Quand le grand rabbin de sa communauté décide de replacer son fils dans le foyer de sa sœur, Ruben se remet en question, quitte à briser quelques règles tacites du milieu

« Je trouvais fascinant de filmer un monde totalement méconnu en plein cœur de New York, explique le réalisateur Joshua Z. Weinstein, cité par 20 minutes. C’est comme si, en tournant au coin d’une rue, on était projeté dans un autre univers. » L’univers ultra-orthodoxe de Brooklyn.

« Pour eux, le cinéma n’est pas un médium noble. Ils n’y vont jamais, mais ils ont vite compris que je traiterai le sujet avec respect, » explique-t-il.

Pourtant, cette histoire n’est pas tout à fait tendre avec le monde religieux. Elle tend même à montrer le carcan parfois étouffant du mode de vie de cette communauté.

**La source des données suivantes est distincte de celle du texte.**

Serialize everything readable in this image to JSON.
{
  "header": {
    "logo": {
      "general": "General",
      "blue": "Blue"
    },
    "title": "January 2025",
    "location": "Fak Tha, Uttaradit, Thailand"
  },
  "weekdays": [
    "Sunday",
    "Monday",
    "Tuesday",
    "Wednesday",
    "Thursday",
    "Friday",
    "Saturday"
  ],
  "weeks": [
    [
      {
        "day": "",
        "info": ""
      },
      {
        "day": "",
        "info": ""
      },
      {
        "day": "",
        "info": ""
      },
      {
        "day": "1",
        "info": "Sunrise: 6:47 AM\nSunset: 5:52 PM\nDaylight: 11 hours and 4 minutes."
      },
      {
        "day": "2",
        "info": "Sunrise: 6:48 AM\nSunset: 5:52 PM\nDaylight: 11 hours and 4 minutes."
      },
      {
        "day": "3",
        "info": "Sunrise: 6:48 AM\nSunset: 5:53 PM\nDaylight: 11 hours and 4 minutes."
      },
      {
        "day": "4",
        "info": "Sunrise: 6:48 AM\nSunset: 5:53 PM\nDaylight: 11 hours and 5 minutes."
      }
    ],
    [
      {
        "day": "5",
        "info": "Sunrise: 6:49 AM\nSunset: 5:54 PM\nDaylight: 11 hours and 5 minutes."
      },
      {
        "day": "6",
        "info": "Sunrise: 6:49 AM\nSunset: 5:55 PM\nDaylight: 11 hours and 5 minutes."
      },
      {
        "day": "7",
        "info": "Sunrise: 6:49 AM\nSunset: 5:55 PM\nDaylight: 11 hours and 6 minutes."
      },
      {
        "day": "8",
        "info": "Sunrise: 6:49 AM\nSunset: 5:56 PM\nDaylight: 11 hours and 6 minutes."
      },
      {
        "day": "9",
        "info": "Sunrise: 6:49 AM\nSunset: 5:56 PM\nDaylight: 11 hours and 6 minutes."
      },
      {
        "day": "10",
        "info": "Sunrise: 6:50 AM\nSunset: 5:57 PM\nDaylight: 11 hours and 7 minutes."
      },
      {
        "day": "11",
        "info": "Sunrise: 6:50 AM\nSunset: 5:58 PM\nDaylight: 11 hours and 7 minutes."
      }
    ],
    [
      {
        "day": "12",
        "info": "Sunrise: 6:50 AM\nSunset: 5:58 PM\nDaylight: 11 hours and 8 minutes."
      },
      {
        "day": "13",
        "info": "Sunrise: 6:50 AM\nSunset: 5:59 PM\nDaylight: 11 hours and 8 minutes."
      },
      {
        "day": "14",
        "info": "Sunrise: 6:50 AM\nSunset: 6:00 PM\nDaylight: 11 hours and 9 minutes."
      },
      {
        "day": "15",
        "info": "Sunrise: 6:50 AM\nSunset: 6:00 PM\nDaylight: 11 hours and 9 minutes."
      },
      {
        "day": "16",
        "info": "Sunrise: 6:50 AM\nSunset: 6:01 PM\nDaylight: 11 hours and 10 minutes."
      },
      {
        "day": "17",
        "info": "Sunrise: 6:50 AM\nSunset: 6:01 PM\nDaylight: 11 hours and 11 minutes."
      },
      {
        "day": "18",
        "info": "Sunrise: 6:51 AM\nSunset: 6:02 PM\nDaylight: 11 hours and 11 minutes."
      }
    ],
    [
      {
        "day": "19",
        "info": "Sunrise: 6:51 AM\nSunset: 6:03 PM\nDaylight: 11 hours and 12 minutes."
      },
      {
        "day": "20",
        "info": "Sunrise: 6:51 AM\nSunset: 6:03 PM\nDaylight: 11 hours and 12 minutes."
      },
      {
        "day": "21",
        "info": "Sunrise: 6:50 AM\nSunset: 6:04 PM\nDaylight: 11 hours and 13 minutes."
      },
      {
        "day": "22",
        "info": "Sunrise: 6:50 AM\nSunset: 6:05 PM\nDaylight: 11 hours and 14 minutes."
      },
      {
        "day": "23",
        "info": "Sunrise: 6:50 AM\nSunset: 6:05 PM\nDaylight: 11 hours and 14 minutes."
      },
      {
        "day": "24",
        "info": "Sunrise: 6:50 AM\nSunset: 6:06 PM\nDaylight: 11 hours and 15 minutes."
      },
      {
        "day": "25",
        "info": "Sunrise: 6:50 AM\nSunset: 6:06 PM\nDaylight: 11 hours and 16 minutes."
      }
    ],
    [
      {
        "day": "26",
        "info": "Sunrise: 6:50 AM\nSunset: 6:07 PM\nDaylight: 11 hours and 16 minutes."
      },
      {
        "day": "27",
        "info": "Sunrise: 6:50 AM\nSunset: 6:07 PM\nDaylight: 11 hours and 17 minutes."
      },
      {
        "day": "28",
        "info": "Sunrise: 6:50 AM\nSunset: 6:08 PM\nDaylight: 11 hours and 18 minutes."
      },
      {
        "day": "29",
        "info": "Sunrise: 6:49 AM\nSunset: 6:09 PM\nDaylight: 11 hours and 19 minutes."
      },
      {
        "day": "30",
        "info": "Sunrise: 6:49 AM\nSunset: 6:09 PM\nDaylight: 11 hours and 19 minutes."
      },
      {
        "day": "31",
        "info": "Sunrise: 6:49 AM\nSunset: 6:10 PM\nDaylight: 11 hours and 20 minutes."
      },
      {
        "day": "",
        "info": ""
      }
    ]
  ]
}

Ainsi, quand cet homme veuf perd la garde de son fils – qui doit partir vivre chez le frère marié de son épousé décédée – sur une décision de son rabbin qui juge qu’un enfant à besoin d’un père et d’une mère, il décide dans un premier temps de jouer le jeu des rencontres organisées. Avant de virer casaque et de prendre son destin en main.

Brooklyn Yiddish a été récompensé par le prix du jury au Festival de Deauville.

Le film sort en salles en France ce mercredi.